A landmark settlement last month that had 10 former WorldCom directors agreeing to pay $18 million from their own pockets to investors who lost money in the company’s failure was scuttled yesterday.
The settlement fell apart after the judge overseeing the case ruled that one aspect of the deal was illegal because it would have limited the directors’ potential liability and exposed the investment banks that are also defendants in the case to greater damages. The lead plaintiff in the case said it could not proceed with the settlement with that provision removed.
When the settlement was announced, it was hailed as a rare case where an investor held directors responsible for problems occurring on their watch. Because yesterday’s ruling turned on one technical aspect of the settlement with the former WorldCom directors, it is not expected to deter restive shareholders from trying to make corporate board members accountable.
The ruling by Judge Denise Cote of Federal District Court in Manhattan – who is presiding over the shareholder suit against directors and executives from WorldCom, its investment banks and Arthur Andersen, its auditor – sided with lawyers for the banks, who objected to the deal almost immediately after it was announced.

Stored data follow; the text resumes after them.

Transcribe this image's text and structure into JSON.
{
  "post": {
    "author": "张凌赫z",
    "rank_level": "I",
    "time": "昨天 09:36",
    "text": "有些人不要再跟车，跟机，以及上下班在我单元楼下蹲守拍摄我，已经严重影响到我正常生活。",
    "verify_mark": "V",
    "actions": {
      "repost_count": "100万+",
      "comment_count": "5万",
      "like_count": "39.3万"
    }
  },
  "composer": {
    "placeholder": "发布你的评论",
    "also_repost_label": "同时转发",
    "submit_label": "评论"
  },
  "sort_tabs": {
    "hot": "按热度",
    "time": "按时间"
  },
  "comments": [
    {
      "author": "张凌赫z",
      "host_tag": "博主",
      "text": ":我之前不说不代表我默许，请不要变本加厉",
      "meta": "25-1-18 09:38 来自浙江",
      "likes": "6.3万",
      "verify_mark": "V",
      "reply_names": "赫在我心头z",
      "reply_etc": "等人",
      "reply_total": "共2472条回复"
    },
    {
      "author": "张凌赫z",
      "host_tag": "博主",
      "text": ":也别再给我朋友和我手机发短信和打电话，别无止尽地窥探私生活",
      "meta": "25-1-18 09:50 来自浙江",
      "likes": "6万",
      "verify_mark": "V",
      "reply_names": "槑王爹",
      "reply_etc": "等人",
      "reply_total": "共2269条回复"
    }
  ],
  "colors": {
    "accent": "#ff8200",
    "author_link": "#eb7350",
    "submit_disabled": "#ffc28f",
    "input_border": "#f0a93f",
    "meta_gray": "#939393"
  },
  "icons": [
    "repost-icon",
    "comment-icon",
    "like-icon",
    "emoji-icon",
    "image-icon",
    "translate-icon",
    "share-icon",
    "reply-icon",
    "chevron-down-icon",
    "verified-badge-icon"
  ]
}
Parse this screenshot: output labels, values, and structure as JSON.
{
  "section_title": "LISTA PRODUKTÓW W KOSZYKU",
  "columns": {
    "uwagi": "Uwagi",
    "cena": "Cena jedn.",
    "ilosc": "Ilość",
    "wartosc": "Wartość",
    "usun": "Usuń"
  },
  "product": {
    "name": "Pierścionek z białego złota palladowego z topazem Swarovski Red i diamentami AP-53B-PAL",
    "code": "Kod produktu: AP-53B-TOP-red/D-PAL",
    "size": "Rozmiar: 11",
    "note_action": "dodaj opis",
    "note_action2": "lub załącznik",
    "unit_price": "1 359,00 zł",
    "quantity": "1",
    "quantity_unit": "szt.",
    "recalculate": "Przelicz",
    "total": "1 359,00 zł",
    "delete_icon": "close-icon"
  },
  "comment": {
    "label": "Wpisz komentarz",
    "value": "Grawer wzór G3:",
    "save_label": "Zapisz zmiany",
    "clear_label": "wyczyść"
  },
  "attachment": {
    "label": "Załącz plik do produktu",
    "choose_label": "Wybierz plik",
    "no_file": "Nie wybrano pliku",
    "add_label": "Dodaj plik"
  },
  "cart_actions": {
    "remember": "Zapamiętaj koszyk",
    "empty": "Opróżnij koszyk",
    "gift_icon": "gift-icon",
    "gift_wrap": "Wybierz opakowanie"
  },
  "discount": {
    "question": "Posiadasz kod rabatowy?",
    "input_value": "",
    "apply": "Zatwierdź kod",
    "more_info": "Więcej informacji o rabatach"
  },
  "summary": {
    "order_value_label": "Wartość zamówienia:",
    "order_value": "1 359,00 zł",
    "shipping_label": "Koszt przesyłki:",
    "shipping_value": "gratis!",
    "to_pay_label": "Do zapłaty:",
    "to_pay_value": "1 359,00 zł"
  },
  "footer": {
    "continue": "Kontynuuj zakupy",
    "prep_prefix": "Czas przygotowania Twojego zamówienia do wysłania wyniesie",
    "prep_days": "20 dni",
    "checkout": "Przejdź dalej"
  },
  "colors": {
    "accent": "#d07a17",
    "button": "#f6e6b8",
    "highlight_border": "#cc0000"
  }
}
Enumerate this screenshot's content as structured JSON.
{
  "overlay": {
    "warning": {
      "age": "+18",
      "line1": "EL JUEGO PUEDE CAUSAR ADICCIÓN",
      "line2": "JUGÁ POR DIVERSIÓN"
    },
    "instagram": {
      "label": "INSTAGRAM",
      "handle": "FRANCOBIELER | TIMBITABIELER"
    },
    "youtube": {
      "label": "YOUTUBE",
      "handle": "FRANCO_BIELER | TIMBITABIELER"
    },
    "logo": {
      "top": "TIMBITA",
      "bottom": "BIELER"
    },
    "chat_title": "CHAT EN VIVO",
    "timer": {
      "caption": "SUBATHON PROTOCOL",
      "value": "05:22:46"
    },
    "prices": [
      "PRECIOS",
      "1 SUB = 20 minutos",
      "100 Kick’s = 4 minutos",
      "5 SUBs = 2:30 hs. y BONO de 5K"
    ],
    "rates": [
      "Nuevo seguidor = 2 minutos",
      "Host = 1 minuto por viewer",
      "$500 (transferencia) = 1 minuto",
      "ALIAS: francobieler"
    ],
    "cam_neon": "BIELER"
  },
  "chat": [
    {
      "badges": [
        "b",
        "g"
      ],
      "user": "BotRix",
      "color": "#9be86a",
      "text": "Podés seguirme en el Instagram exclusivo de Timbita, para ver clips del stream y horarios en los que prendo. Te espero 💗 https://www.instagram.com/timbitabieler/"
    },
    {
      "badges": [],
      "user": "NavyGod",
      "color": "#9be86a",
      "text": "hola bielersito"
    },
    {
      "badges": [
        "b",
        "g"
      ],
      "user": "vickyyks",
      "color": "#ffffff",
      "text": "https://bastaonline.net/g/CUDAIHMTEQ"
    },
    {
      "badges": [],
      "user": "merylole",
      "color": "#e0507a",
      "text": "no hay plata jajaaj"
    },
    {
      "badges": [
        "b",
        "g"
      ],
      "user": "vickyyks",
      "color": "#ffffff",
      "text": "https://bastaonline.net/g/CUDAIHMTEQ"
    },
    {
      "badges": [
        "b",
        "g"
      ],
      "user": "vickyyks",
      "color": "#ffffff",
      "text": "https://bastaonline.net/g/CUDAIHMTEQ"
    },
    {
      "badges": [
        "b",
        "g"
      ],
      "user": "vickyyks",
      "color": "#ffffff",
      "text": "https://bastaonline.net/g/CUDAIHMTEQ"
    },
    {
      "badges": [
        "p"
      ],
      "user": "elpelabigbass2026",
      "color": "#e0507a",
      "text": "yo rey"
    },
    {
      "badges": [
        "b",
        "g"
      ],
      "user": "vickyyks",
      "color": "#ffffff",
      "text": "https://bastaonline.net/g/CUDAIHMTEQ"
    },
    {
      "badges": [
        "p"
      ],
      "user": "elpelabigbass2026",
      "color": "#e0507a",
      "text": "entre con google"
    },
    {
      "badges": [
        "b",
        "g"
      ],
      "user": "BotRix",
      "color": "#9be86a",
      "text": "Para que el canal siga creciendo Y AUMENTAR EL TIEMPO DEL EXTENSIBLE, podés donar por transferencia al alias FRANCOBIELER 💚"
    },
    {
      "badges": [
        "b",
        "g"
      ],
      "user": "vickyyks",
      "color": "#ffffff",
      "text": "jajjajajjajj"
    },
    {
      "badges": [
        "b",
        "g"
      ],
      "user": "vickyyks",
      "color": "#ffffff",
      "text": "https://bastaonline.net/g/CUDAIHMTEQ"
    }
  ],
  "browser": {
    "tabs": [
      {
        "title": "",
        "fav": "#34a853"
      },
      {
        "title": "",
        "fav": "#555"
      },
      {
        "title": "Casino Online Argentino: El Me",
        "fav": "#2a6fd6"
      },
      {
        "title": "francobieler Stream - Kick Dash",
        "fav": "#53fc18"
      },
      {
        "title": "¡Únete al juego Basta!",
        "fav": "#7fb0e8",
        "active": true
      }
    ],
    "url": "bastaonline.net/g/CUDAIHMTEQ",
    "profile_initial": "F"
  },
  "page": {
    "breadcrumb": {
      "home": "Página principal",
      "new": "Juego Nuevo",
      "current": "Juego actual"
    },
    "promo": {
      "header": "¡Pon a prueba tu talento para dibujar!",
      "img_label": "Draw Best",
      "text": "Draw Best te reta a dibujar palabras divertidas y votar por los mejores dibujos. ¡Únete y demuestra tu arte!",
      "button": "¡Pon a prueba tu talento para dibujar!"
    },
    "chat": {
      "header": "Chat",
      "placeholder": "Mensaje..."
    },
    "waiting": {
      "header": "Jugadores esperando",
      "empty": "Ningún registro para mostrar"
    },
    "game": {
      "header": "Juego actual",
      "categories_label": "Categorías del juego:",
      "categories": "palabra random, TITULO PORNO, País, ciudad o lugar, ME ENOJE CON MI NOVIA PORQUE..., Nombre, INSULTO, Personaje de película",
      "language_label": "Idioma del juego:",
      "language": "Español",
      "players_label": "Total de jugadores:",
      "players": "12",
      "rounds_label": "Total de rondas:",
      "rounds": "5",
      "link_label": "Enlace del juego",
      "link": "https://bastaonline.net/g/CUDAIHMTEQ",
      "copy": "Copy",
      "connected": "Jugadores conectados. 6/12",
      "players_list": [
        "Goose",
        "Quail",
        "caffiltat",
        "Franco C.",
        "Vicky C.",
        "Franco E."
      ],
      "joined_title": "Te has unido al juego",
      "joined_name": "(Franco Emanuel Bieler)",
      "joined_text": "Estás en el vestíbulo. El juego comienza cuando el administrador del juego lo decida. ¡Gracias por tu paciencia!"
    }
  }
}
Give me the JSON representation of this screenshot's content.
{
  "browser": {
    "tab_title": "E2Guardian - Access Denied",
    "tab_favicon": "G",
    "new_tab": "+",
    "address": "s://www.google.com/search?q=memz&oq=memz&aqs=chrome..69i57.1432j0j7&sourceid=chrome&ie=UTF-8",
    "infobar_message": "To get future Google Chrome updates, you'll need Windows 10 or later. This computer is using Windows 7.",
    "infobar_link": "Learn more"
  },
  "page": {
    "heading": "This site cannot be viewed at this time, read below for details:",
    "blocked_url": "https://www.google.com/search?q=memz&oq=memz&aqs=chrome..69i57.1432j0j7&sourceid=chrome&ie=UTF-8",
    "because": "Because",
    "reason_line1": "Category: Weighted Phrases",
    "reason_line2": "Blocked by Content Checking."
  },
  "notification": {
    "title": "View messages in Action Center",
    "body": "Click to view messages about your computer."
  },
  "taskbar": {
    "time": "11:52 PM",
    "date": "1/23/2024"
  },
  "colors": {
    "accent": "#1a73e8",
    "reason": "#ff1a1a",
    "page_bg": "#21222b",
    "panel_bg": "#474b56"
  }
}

The judge’s ruling means that the 10 directors will remain as defendants in the case. As such, they face the possibility of paying significantly more than they had agreed to in the settlement if they are found liable by a jury for investor losses.
Federal law states that in cases involving the sale of securities, as this one does, defendants found liable for losses by a jury are responsible for the entire amount of the damages. But in 1995, the Private Securities Litigation Reform Act provided that directors involved in such a case are responsible only for their part of the fault, as determined by the jury. This law was intended to protect directors from staggering damages in such cases.
The settlement with the former WorldCom directors was unfair to the investment bank defendants, their lawyers argued, because with the board members no longer named as defendants in the case, the banks could not reduce their own liability in a verdict by the amount of the investors’ losses that the jury concluded was the responsibility of the company’s former directors.